4 de maio de 2016

ESCASSEZ HÍDRICA

PROBLEMA DA SECA, AÇÕES EXTREMAS PARA UMA SITUAÇÃO EXTREMAMENTE PREOCUPANTE

Cidades do Sudeste e países como Estados Unidos, Índia e Rússia também sofrem com a falta de chuvas. Os transtornos, alertam especialistas, não podem ser atribuídos apenas a ciclos naturais ou má gestão pública. A escassez hídrica é considerada um forte indício das mudanças climáticas.
“Desertificação, temporais, enchentes e até tremores de terra serão cada vez mais severos devido à elevação da temperatura no planeta”, alerta o consultor internacional Milton Nogueira, especialista em desenvolvimento econômico, biodiversidade e mudanças climáticas.

As soluções, apontadas, passam pela diminuição do uso de combustíveis fósseis, principalmente o diesel, e ampliação da geração de energia por meio de fontes limpas e renováveis. “É o caso da energia eólica ou solar. Há alguns anos não se pensava nisso, mas temos avançado”. Segundo ele, mudanças na legislação também são importantes. O imposto sobre o uso de carbono é defendido para frear o aquecimento. “É preciso discutir bem o tema para saber qual sistema poderá ser adotado para definir o preço do imposto da poluição por dióxido de carbono.
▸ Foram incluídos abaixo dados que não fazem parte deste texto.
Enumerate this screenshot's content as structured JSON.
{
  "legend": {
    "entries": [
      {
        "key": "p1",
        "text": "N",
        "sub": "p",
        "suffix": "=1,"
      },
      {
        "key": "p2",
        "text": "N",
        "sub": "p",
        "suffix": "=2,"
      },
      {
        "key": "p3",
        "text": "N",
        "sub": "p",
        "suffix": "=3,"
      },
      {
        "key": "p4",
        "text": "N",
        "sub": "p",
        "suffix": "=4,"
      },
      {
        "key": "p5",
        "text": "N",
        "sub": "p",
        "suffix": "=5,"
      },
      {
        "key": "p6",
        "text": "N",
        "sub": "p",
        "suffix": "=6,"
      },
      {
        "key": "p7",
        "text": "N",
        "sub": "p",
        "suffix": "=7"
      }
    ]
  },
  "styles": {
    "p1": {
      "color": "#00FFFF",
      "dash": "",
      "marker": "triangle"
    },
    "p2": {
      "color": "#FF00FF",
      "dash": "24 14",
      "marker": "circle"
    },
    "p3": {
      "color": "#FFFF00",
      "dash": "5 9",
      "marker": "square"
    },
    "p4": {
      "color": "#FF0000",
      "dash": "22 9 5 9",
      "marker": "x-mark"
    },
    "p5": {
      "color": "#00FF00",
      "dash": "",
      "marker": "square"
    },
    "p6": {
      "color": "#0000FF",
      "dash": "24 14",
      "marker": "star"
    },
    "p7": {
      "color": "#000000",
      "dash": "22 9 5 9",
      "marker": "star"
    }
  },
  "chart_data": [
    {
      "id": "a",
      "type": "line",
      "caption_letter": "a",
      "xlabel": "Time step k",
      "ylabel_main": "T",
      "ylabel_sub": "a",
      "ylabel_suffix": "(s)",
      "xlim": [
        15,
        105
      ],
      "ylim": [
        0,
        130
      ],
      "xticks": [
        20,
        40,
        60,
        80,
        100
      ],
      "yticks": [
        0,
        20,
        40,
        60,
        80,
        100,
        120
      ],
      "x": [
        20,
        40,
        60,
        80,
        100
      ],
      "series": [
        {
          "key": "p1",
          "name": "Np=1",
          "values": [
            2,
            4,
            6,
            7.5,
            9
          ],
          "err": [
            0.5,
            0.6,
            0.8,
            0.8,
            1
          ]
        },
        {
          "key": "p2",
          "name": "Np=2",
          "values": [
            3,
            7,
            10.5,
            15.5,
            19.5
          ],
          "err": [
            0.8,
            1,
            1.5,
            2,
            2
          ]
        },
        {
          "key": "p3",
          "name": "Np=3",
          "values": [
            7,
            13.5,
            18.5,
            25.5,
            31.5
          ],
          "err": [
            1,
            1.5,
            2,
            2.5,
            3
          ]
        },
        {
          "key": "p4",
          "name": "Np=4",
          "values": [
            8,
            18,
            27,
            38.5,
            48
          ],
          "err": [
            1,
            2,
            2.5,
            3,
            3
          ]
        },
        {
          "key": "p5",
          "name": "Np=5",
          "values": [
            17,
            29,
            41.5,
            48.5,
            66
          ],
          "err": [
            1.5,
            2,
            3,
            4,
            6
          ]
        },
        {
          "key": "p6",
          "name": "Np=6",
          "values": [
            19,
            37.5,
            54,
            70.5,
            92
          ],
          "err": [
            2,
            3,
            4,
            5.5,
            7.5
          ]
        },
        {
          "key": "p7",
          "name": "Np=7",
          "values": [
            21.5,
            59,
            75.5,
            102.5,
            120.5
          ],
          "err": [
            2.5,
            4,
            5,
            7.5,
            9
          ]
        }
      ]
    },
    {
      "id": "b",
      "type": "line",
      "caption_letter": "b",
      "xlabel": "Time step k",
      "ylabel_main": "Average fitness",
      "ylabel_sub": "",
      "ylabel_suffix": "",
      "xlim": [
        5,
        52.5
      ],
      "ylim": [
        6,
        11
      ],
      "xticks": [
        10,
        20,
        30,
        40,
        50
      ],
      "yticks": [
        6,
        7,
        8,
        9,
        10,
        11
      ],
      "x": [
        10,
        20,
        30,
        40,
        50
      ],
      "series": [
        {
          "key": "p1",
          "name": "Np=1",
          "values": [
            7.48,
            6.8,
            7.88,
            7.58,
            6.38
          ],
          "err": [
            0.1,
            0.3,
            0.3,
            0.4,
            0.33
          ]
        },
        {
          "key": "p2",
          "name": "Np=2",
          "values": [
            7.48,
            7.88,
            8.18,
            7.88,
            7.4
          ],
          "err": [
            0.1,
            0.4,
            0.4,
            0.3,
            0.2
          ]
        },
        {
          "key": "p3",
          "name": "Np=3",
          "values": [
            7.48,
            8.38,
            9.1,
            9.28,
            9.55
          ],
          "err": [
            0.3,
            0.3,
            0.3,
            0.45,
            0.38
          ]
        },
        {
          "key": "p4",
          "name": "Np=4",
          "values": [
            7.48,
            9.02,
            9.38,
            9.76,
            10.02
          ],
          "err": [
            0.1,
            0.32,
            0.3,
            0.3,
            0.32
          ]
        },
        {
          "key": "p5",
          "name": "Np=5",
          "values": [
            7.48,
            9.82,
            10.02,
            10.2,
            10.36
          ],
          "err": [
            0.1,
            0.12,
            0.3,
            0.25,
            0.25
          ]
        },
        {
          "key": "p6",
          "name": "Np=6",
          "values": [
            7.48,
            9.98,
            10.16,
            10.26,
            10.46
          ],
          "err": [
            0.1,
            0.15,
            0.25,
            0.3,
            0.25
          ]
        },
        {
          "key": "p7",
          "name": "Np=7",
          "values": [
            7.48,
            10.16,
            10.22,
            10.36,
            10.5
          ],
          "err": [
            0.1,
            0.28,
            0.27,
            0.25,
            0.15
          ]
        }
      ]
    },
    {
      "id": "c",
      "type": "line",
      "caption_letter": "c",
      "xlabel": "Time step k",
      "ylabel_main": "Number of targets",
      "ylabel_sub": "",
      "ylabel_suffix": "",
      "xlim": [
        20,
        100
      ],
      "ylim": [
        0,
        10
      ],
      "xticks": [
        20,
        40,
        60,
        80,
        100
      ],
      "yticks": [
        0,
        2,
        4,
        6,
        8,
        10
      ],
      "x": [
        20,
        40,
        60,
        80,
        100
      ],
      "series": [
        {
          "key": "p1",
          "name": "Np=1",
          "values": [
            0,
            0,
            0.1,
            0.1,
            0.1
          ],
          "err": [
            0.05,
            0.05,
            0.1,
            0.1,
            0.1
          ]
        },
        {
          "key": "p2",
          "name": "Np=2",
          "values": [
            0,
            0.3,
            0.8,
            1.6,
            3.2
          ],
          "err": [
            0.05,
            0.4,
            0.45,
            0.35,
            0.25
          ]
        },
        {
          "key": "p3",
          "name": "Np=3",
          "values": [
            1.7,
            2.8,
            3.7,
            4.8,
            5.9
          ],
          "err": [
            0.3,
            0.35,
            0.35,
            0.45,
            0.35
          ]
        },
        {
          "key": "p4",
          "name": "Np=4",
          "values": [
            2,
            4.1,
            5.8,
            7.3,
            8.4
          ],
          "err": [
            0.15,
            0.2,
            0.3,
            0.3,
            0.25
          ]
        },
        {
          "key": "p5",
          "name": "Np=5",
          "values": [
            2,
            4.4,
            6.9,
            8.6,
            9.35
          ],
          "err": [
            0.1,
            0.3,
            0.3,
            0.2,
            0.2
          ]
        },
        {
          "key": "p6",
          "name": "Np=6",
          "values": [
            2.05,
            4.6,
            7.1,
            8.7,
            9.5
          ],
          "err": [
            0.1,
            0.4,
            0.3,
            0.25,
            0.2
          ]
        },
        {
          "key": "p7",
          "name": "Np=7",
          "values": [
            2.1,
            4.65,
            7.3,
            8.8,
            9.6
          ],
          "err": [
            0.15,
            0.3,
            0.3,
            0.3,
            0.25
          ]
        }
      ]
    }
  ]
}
Mas essa é uma possível solução que não pode ser desconsiderada”. 


Mananciais à beira de um colapso, com rios secando bem próximo às nascentes. Dentro de casa, torneiras vazias e até racionamento de água. Apontada como a pior das últimas quatro décadas, a seca extrema pode estar mais perto de nós do que imaginamos.
 Mais de 56, municípios do Sertão de Pernambuco estão em estado de emergência por causa da seca.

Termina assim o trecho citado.